新型コロナウィルス感染症の拡大に伴い多くの方が自宅からのリモートワークを余儀なくされて、"ZTNA"のような何となく理解できるが具体的に何のことかはよくわからない言葉がメディアで散見されるようになってきました。私個人もお客様から"ZTNA"って何のことですか?と質問されて回答に苦慮しています。この記事はZero Trust Network Accessを代表的な2つのモデルに大別して可能な限りシンプルに整理することを試みた実験記事です。
共通する狙い
Zero Trust Network Accessを検討する背景はVPNの置き換えやM&Aによる組織改編等、様々な背景があると思いますがいくつかの共通する意図があるかと思います。
- 社内で利用している気密性の高いDataを取り扱うApplicationをInternetに公開したくない
- Userの"Context"(例/Identity, 利用しているDevice, アクセスしにきているLocation)に基づいて最小限の権限でApplication/Dataにアクセスさせたい
- アクセスしにきているLocationのIP AddressやDeviceのMac Address等の物理情報は無視して論理情報のみに基づいてアクセスさせたい
- Layer3,4レベル(Network)のアクセスではなくLayer7レベル(Application)のアクセスを実現したい
- Endpoint〜ApplicationまでEndtoEndの暗号化を実現したい
- Application/Dataへの通信内容は常に監視して不正と思われる通信はダイナミックに遮断したい
- UserがいつどこからApplication/Dataにアクセスしても一貫した体験を提供したい
モデル1 - Endpoint-initiated
Endpoint Deviceをからフローを開始するモデルでCloud Security Allianceが提唱している"Software Defined Perimeter"がこのモデルに該当します。Endpoint DeviceにインストールされたAgentがZTNA Controllerに認証リクエストを送信することでフローが開始されます。
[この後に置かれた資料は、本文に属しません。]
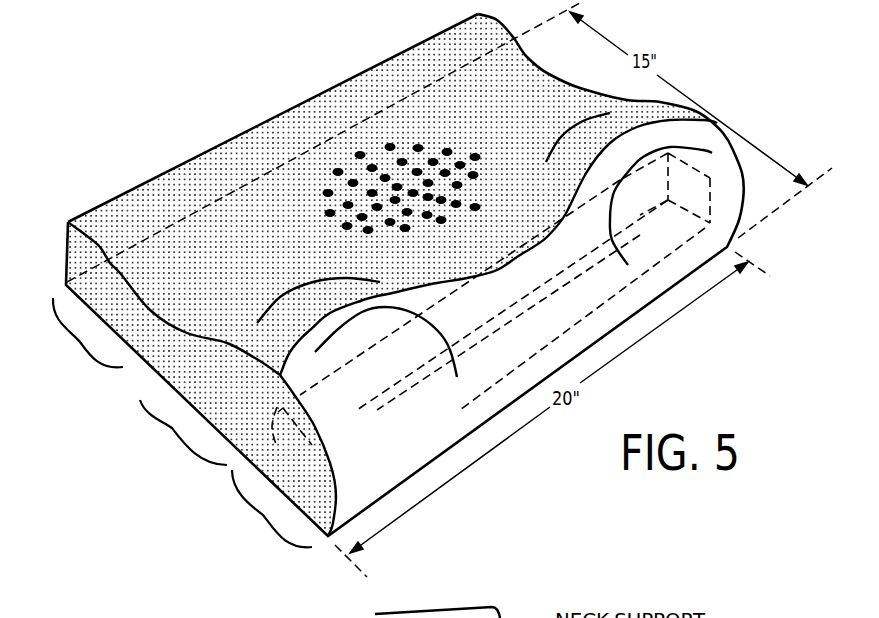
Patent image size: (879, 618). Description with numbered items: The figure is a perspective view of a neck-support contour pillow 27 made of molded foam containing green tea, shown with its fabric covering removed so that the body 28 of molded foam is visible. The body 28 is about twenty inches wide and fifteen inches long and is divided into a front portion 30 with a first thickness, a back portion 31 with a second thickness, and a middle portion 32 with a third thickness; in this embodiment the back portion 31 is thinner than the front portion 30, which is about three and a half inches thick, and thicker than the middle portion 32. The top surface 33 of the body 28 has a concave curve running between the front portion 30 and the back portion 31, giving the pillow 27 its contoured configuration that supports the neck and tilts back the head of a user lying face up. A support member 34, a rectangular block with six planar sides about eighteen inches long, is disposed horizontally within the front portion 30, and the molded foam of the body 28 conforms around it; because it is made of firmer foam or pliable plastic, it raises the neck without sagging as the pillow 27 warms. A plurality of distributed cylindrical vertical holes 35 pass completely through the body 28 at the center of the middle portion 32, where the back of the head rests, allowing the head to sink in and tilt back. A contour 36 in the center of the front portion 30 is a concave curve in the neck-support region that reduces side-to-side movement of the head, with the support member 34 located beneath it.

The neck-support contour pillow 27 is at (227, 105).
The body 28 is at (142, 181).
The front portion 30 is at (258, 521).
The back portion 31 is at (75, 348).
The middle portion 32 is at (171, 441).
The top surface 33 is at (542, 118).
The support member 34 is at (708, 183).
The vertical holes 35 is at (408, 140).
The contour 36 is at (520, 253).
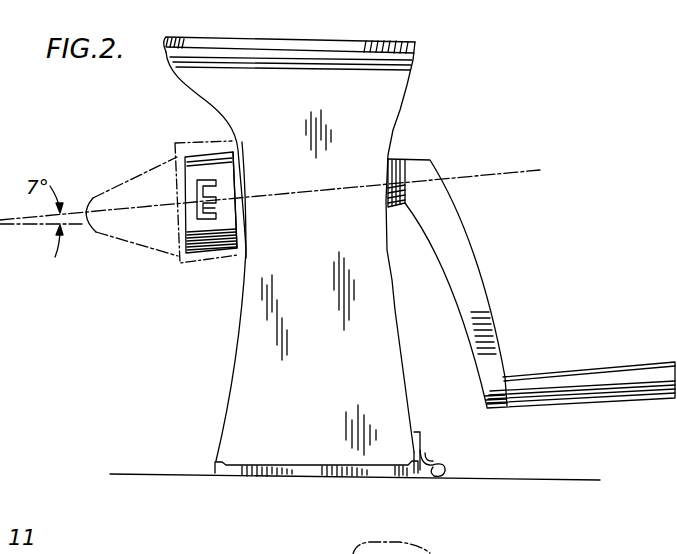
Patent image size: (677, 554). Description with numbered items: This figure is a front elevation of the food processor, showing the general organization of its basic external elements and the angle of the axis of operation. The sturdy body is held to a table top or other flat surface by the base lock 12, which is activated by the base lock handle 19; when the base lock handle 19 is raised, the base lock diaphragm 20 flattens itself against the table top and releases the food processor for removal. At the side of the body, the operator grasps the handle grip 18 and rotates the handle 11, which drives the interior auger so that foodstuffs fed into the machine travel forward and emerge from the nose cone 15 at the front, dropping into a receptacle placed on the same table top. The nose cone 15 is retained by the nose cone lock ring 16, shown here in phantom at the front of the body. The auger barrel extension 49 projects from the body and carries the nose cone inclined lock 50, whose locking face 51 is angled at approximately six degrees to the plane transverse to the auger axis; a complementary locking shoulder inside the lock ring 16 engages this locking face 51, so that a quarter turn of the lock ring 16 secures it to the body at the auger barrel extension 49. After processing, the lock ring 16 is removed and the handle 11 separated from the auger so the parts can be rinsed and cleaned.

The handle 11 is at (466, 250).
The base lock 12 is at (456, 455).
The nose cone 15 is at (115, 179).
The nose cone lock ring 16 is at (200, 110).
The handle grip 18 is at (567, 385).
The base lock handle 19 is at (424, 446).
The base lock diaphragm 20 is at (299, 477).
The auger barrel extension 49 is at (209, 245).
The nose cone inclined lock 50 is at (219, 193).
The locking face 51 is at (222, 214).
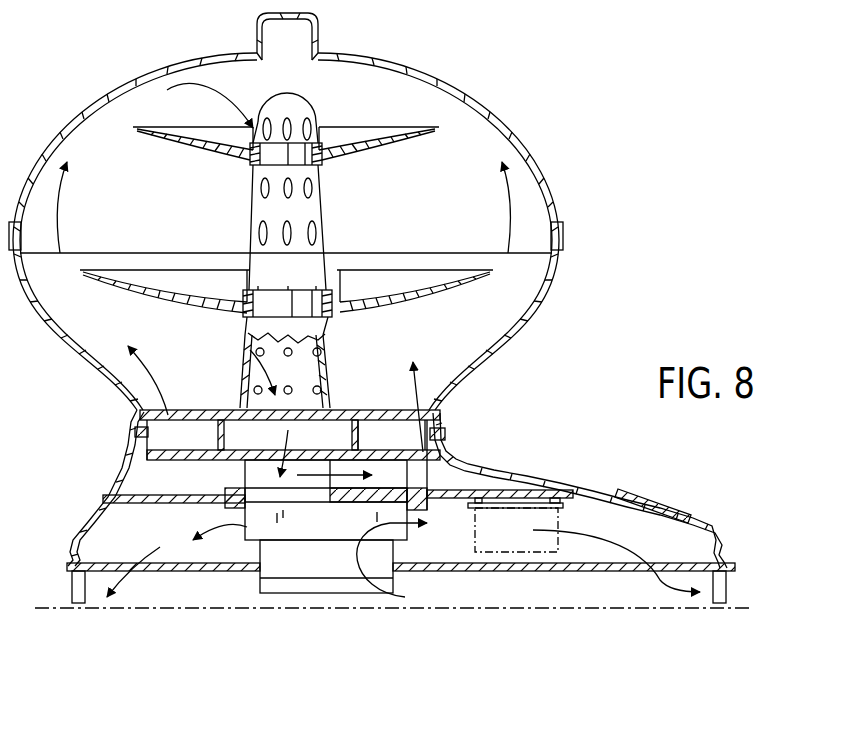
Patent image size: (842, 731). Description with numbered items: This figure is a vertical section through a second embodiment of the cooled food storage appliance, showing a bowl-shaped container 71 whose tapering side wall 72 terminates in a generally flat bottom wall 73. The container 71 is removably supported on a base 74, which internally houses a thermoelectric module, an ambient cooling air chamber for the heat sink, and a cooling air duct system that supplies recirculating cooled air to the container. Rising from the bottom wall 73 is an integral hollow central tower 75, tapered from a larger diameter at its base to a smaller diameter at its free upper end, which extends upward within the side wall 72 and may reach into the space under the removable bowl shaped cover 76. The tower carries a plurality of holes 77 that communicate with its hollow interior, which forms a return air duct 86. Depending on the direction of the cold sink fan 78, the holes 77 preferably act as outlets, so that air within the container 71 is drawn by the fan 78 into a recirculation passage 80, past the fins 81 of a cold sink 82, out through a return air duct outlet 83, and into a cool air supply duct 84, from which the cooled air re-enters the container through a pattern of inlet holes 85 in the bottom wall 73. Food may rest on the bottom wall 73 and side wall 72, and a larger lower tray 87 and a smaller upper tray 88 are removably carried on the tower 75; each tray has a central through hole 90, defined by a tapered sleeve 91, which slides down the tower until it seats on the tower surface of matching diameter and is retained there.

The container 71 is at (567, 262).
The tapering side wall 72 is at (538, 307).
The bottom wall 73 is at (220, 407).
The base 74 is at (603, 498).
The hollow central tower 75 is at (252, 215).
The bowl shaped cover 76 is at (447, 68).
The holes 77 is at (292, 237).
The cold sink fan 78 is at (257, 468).
The recirculation passage 80 is at (430, 477).
The fins 81 is at (380, 452).
The cold sink 82 is at (350, 480).
The return air duct outlet 83 is at (420, 452).
The cool air supply duct 84 is at (155, 425).
The inlet holes 85 is at (168, 433).
The return air duct 86 is at (297, 347).
The lower tray 87 is at (167, 293).
The upper tray 88 is at (197, 143).
The central through hole 90 is at (313, 137).
The tapered sleeve 91 is at (277, 157).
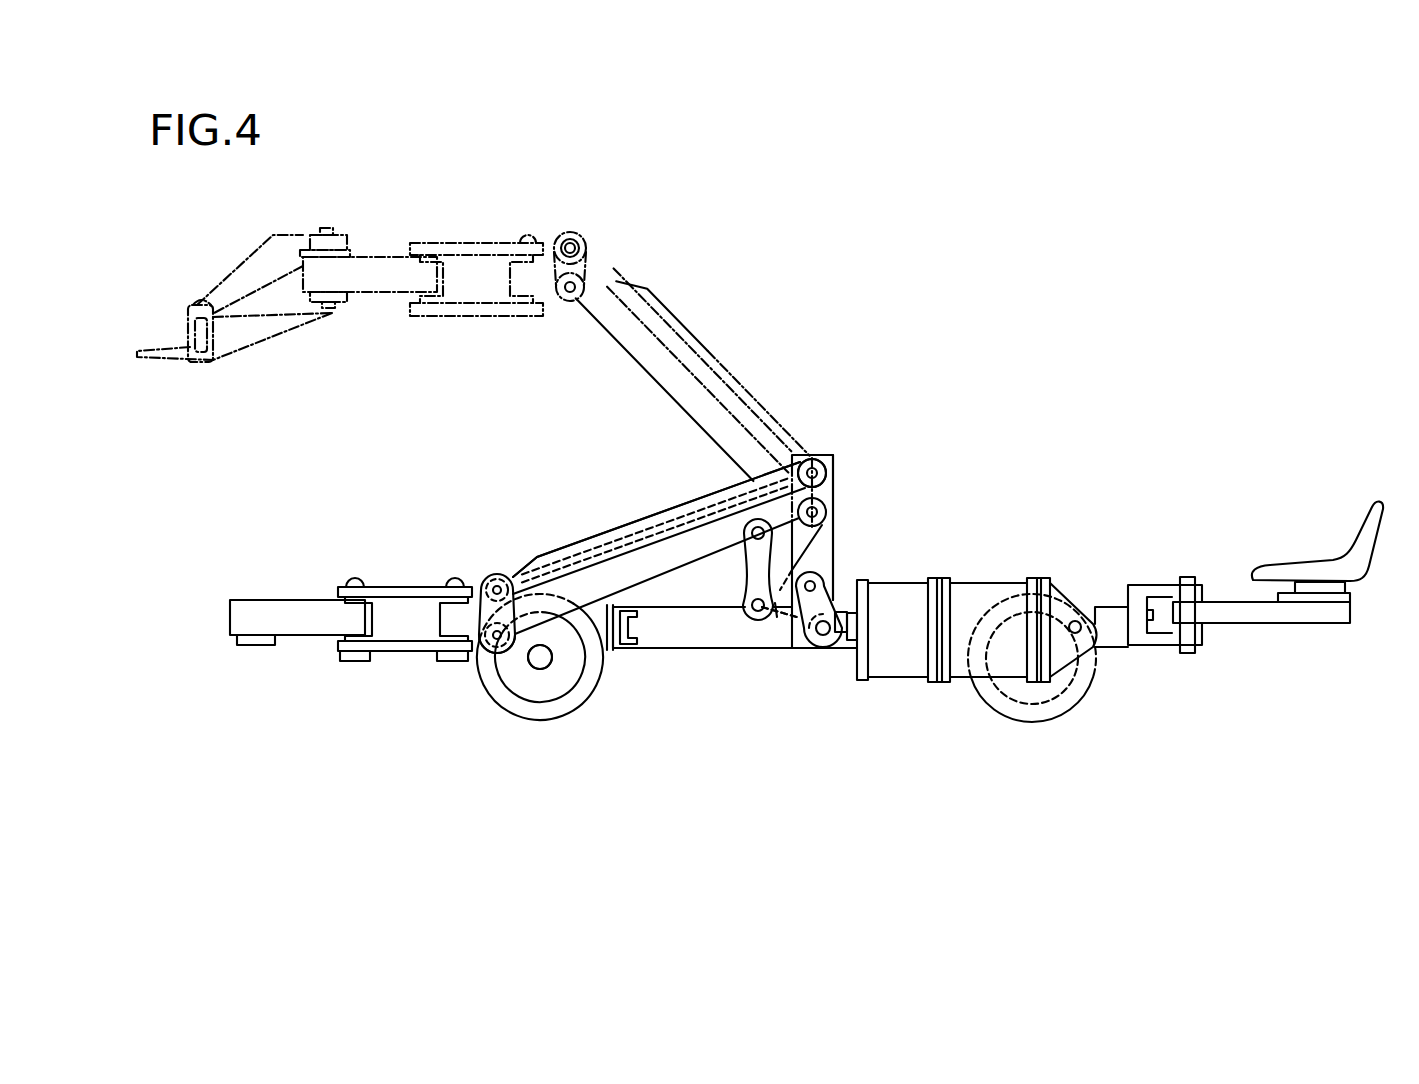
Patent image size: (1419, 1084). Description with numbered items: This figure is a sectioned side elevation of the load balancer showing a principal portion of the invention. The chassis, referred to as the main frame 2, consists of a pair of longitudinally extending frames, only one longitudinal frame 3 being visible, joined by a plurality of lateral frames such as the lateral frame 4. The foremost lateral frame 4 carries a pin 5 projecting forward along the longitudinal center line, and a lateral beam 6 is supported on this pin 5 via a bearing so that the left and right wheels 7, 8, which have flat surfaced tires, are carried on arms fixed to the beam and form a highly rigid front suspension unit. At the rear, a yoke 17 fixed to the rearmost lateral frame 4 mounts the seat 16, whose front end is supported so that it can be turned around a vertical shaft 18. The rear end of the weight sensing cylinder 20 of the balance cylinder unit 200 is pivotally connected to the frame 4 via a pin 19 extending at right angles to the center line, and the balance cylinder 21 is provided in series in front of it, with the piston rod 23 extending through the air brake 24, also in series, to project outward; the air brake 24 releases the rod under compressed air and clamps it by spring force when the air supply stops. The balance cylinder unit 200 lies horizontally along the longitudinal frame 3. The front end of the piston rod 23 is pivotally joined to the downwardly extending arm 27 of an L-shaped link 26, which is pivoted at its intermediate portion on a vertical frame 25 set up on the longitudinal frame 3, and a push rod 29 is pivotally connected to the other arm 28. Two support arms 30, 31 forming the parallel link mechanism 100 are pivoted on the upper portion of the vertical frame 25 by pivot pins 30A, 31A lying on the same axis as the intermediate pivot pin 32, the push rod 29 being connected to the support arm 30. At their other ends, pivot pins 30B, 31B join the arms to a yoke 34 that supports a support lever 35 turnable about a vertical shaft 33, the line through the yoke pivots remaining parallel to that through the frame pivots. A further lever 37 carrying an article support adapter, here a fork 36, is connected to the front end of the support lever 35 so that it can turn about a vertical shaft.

The main frame 2 is at (772, 660).
The longitudinal frame 3 is at (684, 640).
The lateral frame 4 is at (631, 646).
The pin 5 is at (610, 652).
The lateral beam 6 is at (597, 672).
The left wheel 7 is at (507, 716).
The right wheel 8 is at (540, 657).
The seat 16 is at (1353, 547).
The yoke 17 is at (1153, 645).
The vertical shaft 18 is at (1188, 576).
The pin 19 is at (1078, 622).
The weight sensing cylinder 20 is at (1040, 583).
The balance cylinder 21 is at (995, 585).
The piston rod 23 is at (858, 630).
The air brake 24 is at (917, 583).
The vertical frame 25 is at (830, 540).
The L-shaped link 26 is at (838, 582).
The downwardly extending arm 27 is at (827, 640).
The other arm 28 is at (778, 610).
The push rod 29 is at (742, 565).
The support arm 30 is at (828, 507).
The pivot pin 30A is at (822, 502).
The pivot pin 30B is at (487, 650).
The support arm 31 is at (822, 450).
The pivot pin 31A is at (808, 454).
The pivot pin 31B is at (512, 580).
The intermediate pivot pin 32 is at (790, 616).
The vertical shaft 33 is at (453, 588).
The yoke 34 is at (503, 587).
The support lever 35 is at (395, 588).
The fork 36 is at (273, 338).
The lever 37 is at (387, 296).
The parallel link mechanism 100 is at (660, 506).
The balance cylinder unit 200 is at (958, 684).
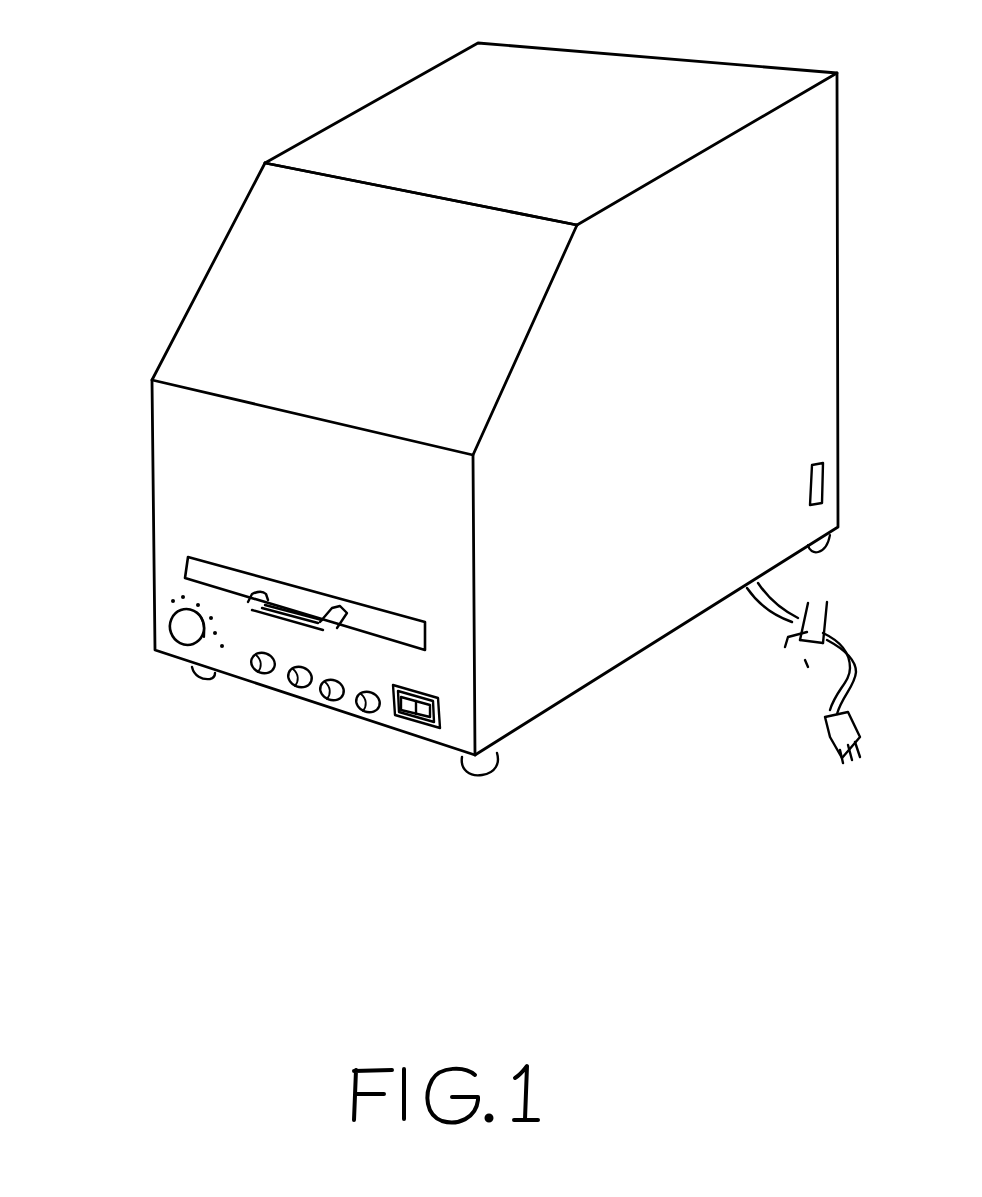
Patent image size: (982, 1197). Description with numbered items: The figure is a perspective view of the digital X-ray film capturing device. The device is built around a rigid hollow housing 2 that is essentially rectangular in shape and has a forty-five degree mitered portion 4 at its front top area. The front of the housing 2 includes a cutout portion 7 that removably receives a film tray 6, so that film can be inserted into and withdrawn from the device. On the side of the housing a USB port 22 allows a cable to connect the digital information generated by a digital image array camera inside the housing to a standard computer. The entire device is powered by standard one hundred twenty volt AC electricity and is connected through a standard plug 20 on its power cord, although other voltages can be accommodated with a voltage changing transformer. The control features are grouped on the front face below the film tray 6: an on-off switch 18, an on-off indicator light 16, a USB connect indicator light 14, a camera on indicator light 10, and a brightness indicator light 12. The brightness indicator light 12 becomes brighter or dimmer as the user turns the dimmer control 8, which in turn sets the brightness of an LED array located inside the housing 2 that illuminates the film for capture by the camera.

The rigid hollow housing 2 is at (413, 15).
The mitered portion 4 is at (240, 265).
The film tray 6 is at (197, 568).
The cutout portion 7 is at (218, 557).
The dimmer control 8 is at (185, 632).
The camera on indicator light 10 is at (258, 672).
The brightness indicator light 12 is at (298, 692).
The USB connect indicator light 14 is at (325, 708).
The on-off indicator light 16 is at (360, 720).
The on-off switch 18 is at (420, 743).
The plug 20 is at (818, 743).
The USB port 22 is at (822, 495).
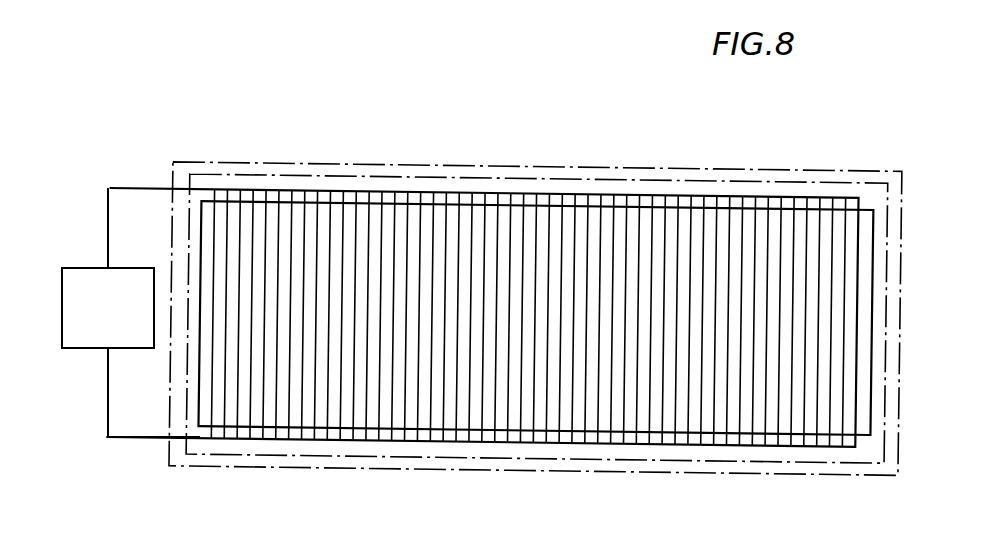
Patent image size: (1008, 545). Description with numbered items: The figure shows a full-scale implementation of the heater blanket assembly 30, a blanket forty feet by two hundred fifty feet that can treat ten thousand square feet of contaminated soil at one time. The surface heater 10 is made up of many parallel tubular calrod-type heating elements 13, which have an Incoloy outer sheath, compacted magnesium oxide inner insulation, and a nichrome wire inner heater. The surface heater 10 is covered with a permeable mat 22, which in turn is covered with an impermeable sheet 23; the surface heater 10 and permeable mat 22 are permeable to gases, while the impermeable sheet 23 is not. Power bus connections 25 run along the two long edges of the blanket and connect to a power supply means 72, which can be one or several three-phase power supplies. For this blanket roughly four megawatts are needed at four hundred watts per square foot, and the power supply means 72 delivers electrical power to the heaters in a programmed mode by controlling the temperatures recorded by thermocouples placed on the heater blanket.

The heater blanket assembly 30 is at (818, 150).
The impermeable sheet 23 is at (590, 166).
The permeable mat 22 is at (520, 176).
The surface heater 10 is at (450, 198).
The tubular heating elements 13 is at (380, 220).
The power bus connections 25 is at (137, 187).
The power supply means 72 is at (86, 349).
このモデルはEndpoint DeviceにAgentがインストールされていることが前提となるため、Endpoint Device Management Solutionで常に管理されていることが必要です。またZTNA GatewayからApplicationへの通信はインバウンドになるため、間にFirewallが存在している場合はFirewallのセキュリティポリシーでインバウンド通信を許可する必要があります。
モデル2 - Service-initiated
Applicationからフローを開始するモデルでGoogle社が提唱している"BeyondCorp"がこのモデルに該当します。ZTNA ConnectorはApplicationと同じデータセンター内にあることを想定していて、ZTNA ConnectorとZTNA Brokerの間の通信はアウトバウンドのみになるため、Endpoint-initiatedモデルにあるFirewallのセキュリティポリシーを変更することは不要になります。更にEndpoint DeviceにAgentをインストールすることも不要なため、Endpoint Device Management Solutionの導入や運用も不要でEndpoint Deviceも会社支給だけでなく個人のデバイスでも適用できます。
このモデルはAgentをインストールしないため、Http/HttpsのプロトコルでアクセスできるApplicationが前提となります。トンネル型のApplication(例/SSH Server, RDP Server)には適用できないため、トンネル型のApplicationの利用が必要なケースはEndpoint-initiatedのモデルとの併用になります。